Judge Sabraw’s new order does not require the government to reunite all the separated families it uncovers. There’s a good reason for that, both legally — the ruling dealt only with the question of which families fall under the court’s purview, not what the “relief” for them should be — and as a matter of policy.
The children who were placed with sponsors before June 2018 generally were placed with relatives. Some of those relatives may have been fairly distant, or people they hadn’t seen in several years — in the case of a family profiled by the Houston Chronicle, a 5-year-old girl separated from her mother was reunited with the father she barely knew. But it’s likely that some children were able to get back in touch with their parents, and some parents were able to decide whether they wanted the children sent back to reunite with them or for the child to stay in the US without them — the exact same choice the government gave to reunited families.

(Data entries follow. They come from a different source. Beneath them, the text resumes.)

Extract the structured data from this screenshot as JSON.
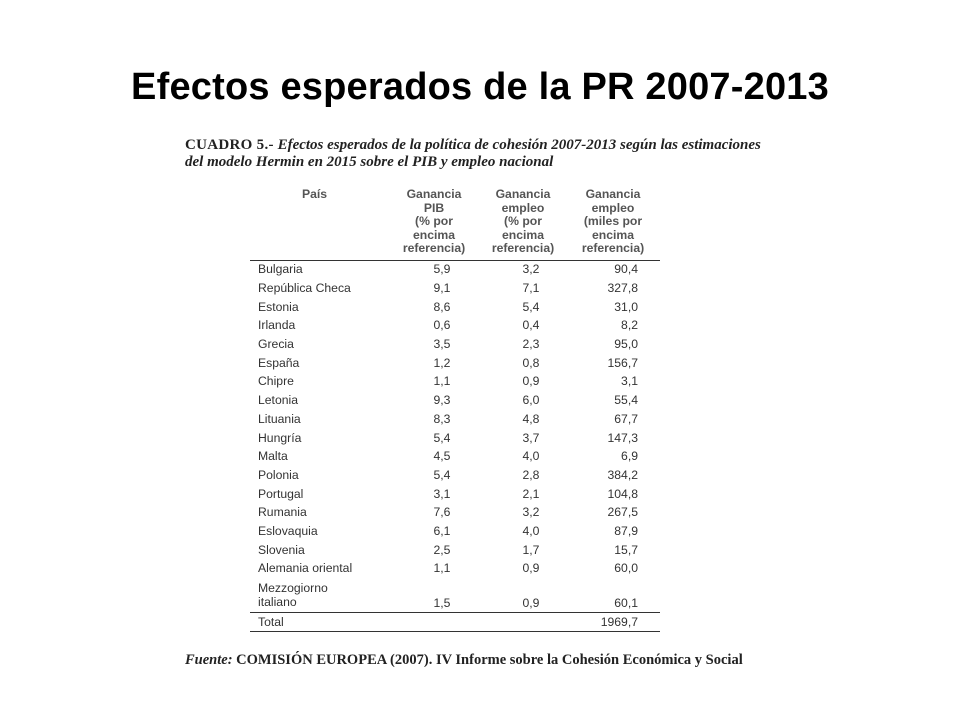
{
  "slide": {
    "title": "Efectos esperados de la PR 2007-2013"
  },
  "caption": {
    "lead": "CUADRO 5.-",
    "text": "Efectos esperados de la política de cohesión 2007-2013 según las estimaciones del modelo Hermin en 2015 sobre el PIB y empleo nacional"
  },
  "table": {
    "headers": {
      "country": "País",
      "gdp": [
        "Ganancia",
        "PIB",
        "(% por",
        "encima",
        "referencia)"
      ],
      "emp_pct": [
        "Ganancia",
        "empleo",
        "(% por",
        "encima",
        "referencia)"
      ],
      "emp_k": [
        "Ganancia",
        "empleo",
        "(miles por",
        "encima",
        "referencia)"
      ]
    },
    "rows": [
      {
        "country": "Bulgaria",
        "gdp": "5,9",
        "emp_pct": "3,2",
        "emp_k": "90,4"
      },
      {
        "country": "República Checa",
        "gdp": "9,1",
        "emp_pct": "7,1",
        "emp_k": "327,8"
      },
      {
        "country": "Estonia",
        "gdp": "8,6",
        "emp_pct": "5,4",
        "emp_k": "31,0"
      },
      {
        "country": "Irlanda",
        "gdp": "0,6",
        "emp_pct": "0,4",
        "emp_k": "8,2"
      },
      {
        "country": "Grecia",
        "gdp": "3,5",
        "emp_pct": "2,3",
        "emp_k": "95,0"
      },
      {
        "country": "España",
        "gdp": "1,2",
        "emp_pct": "0,8",
        "emp_k": "156,7"
      },
      {
        "country": "Chipre",
        "gdp": "1,1",
        "emp_pct": "0,9",
        "emp_k": "3,1"
      },
      {
        "country": "Letonia",
        "gdp": "9,3",
        "emp_pct": "6,0",
        "emp_k": "55,4"
      },
      {
        "country": "Lituania",
        "gdp": "8,3",
        "emp_pct": "4,8",
        "emp_k": "67,7"
      },
      {
        "country": "Hungría",
        "gdp": "5,4",
        "emp_pct": "3,7",
        "emp_k": "147,3"
      },
      {
        "country": "Malta",
        "gdp": "4,5",
        "emp_pct": "4,0",
        "emp_k": "6,9"
      },
      {
        "country": "Polonia",
        "gdp": "5,4",
        "emp_pct": "2,8",
        "emp_k": "384,2"
      },
      {
        "country": "Portugal",
        "gdp": "3,1",
        "emp_pct": "2,1",
        "emp_k": "104,8"
      },
      {
        "country": "Rumania",
        "gdp": "7,6",
        "emp_pct": "3,2",
        "emp_k": "267,5"
      },
      {
        "country": "Eslovaquia",
        "gdp": "6,1",
        "emp_pct": "4,0",
        "emp_k": "87,9"
      },
      {
        "country": "Slovenia",
        "gdp": "2,5",
        "emp_pct": "1,7",
        "emp_k": "15,7"
      },
      {
        "country": "Alemania oriental",
        "gdp": "1,1",
        "emp_pct": "0,9",
        "emp_k": "60,0"
      },
      {
        "country": "Mezzogiorno italiano",
        "gdp": "1,5",
        "emp_pct": "0,9",
        "emp_k": "60,1"
      }
    ],
    "total": {
      "country": "Total",
      "gdp": "",
      "emp_pct": "",
      "emp_k": "1969,7"
    }
  },
  "source": {
    "label": "Fuente:",
    "text": "COMISIÓN EUROPEA (2007). IV Informe sobre la Cohesión Económica y Social"
  }
}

Furthermore, a lot of sponsors are themselves unauthorized immigrants, or live in communities with them, and aren’t necessarily likely to answer the government’s calls. (This was a known problem in keeping track of released children even before the family separation crisis.) Having the government responsible for tracking down those families, much less telling immigration agents to take children from sponsors and reunite them with parents, could pile trauma upon trauma.
Sabraw seems to be leaning toward a different solution: directing the government to simply identify every child who was separated from their parent since June 2017 and give that information to the court and the ACLU, which can then be in touch with parents and figure out whether there’s something more the court should do.
The Trump administration has argued forcefully that this record-keeping task could take months; a court declaration estimated that it would take 100 staffers more than a year to manually go through the files of all 47,000-plus children who passed through HHS custody from June 2017 to June 2018 and see if anything in the file indicates a separation.
One of the biggest problems with the family separation system was that when children were sent to HHS by border agents, their files didn’t consistently note which of them had arrived without parents and which had been separated. (The data field that indicated a family had been apprehended together was automatically overridden when the family was separated and the child sent to HHS.) A data field was finally added in June 2018, but that, by definition, doesn’t help kids who were placed with sponsors before then.
Advocates argue that if DHS is willing to work with HHS, it can cross-reference other databases to identify likely separated families. But it’s still not clear how long the process would take.
Indeed, the government is so resistant to taking on responsibility for separated children who have left its custody that it’s threatening to appeal Sabraw’s order — something it didn’t do with the original order to reunify families.
While the Trump administration and West Coast judges have had an antagonistic relationship when it comes to every other aspect of immigration policy, the family-separation lawsuit has been largely cooperative. But the administration is balking at the idea that it owes the same obligation to children who had already been placed with sponsors as it did to those still in its care.
To Sabraw, that is morally unconscionable. “It is important to recognize that we are talking about human beings,” he said at a hearing in February, “that every person needs to be accounted for.”
Given the difficulty, it’s not clear that the government would be able to make a full accounting no matter how hard it tried. And many of the administration’s critics, who have been demanding reunification of all separated families, may not feel an accounting is enough. But the new order is an effort to force the government to at least officially acknowledge responsibility not just for the parents and children it held in custody when it was ordered to stop family separations, but for the families it separated as a matter of standard practice for coming to the US without papers. In other words, the administration is being asked to assume responsibility for family separation itself.